HBH: I did, ironically, have an obstructed labor, like women who have fistula. I wanted to have a natural birth, but that just wasn't in the stars for me. My son, Coleman, was hung up on the left side of my pelvis, and he just never came down. After 30 hours of labor, they did an emergency C-section. Coleman was healthy, but I had internal bleeding and had to go into surgery when my son was nine hours old. Fortunately, I had great medical care. But I wonder if I had lived somewhere else, what would have happened to me? It made me think of women in Africa and other places, going through three or four days of obstructed labor before the baby dies, and then being told it's their fault and often getting cast out of their communities. I had already started my research, but that made me even more passionate about working to end fistula.
Cookie: How do you balance being a mom with your work for One by One?

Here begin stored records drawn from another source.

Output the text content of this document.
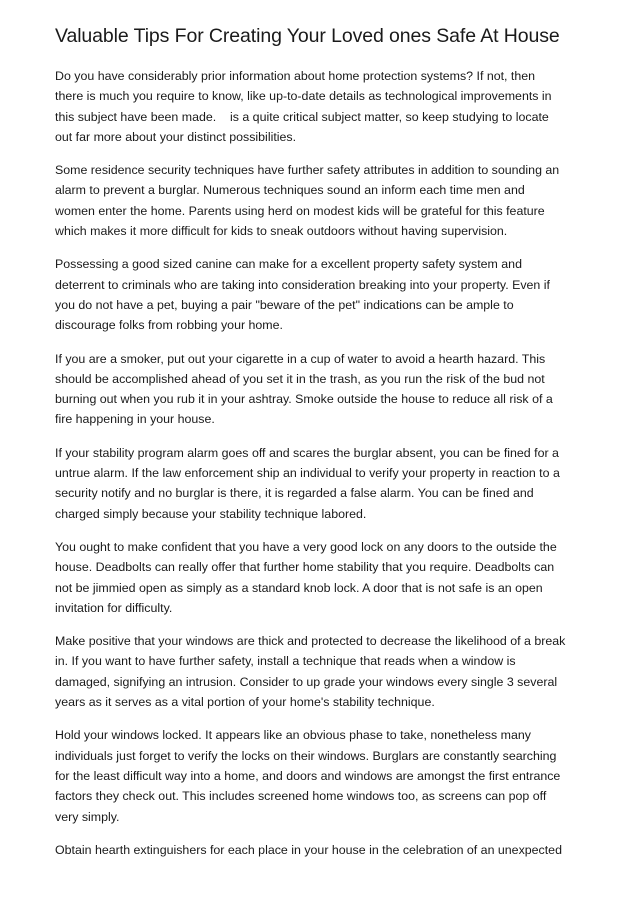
Valuable Tips For Creating Your Loved ones Safe At House

Do you have considerably prior information about home protection systems? If not, then
there is much you require to know, like up-to-date details as technological improvements in
this subject have been made.    is a quite critical subject matter, so keep studying to locate
out far more about your distinct possibilities.

Some residence security techniques have further safety attributes in addition to sounding an
alarm to prevent a burglar. Numerous techniques sound an inform each time men and
women enter the home. Parents using herd on modest kids will be grateful for this feature
which makes it more difficult for kids to sneak outdoors without having supervision.

Possessing a good sized canine can make for a excellent property safety system and
deterrent to criminals who are taking into consideration breaking into your property. Even if
you do not have a pet, buying a pair "beware of the pet" indications can be ample to
discourage folks from robbing your home.

If you are a smoker, put out your cigarette in a cup of water to avoid a hearth hazard. This
should be accomplished ahead of you set it in the trash, as you run the risk of the bud not
burning out when you rub it in your ashtray. Smoke outside the house to reduce all risk of a
fire happening in your house.

If your stability program alarm goes off and scares the burglar absent, you can be fined for a
untrue alarm. If the law enforcement ship an individual to verify your property in reaction to a
security notify and no burglar is there, it is regarded a false alarm. You can be fined and
charged simply because your stability technique labored.

You ought to make confident that you have a very good lock on any doors to the outside the
house. Deadbolts can really offer that further home stability that you require. Deadbolts can
not be jimmied open as simply as a standard knob lock. A door that is not safe is an open
invitation for difficulty.

Make positive that your windows are thick and protected to decrease the likelihood of a break
in. If you want to have further safety, install a technique that reads when a window is
damaged, signifying an intrusion. Consider to up grade your windows every single 3 several
years as it serves as a vital portion of your home's stability technique.

Hold your windows locked. It appears like an obvious phase to take, nonetheless many
individuals just forget to verify the locks on their windows. Burglars are constantly searching
for the least difficult way into a home, and doors and windows are amongst the first entrance
factors they check out. This includes screened home windows too, as screens can pop off
very simply.

Obtain hearth extinguishers for each place in your house in the celebration of an unexpected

HBH: I try to find the balance between doing something important in the world and being a good wife and parent. I'm certainly not alone in trying. I have a very supportive family as a whole. Today my nanny is ill and we're trying to leave on vacation and I lost my car-pool buddy, so I said to my husband, "Jack, I really need you to come home today and work from there—I need you," and he did. He's a terrific husband, and he really believes in this project. I think it's also about having great friends who remind me to check my priorities—they'll call up and say, "Have you exercised? You're not the youngest thing on the planet." Sometimes I take a week off from One by One to just focus on Coleman. I have an amazing son and husband and a great brother and wonderful friends, and I wouldn't be where I am now without them.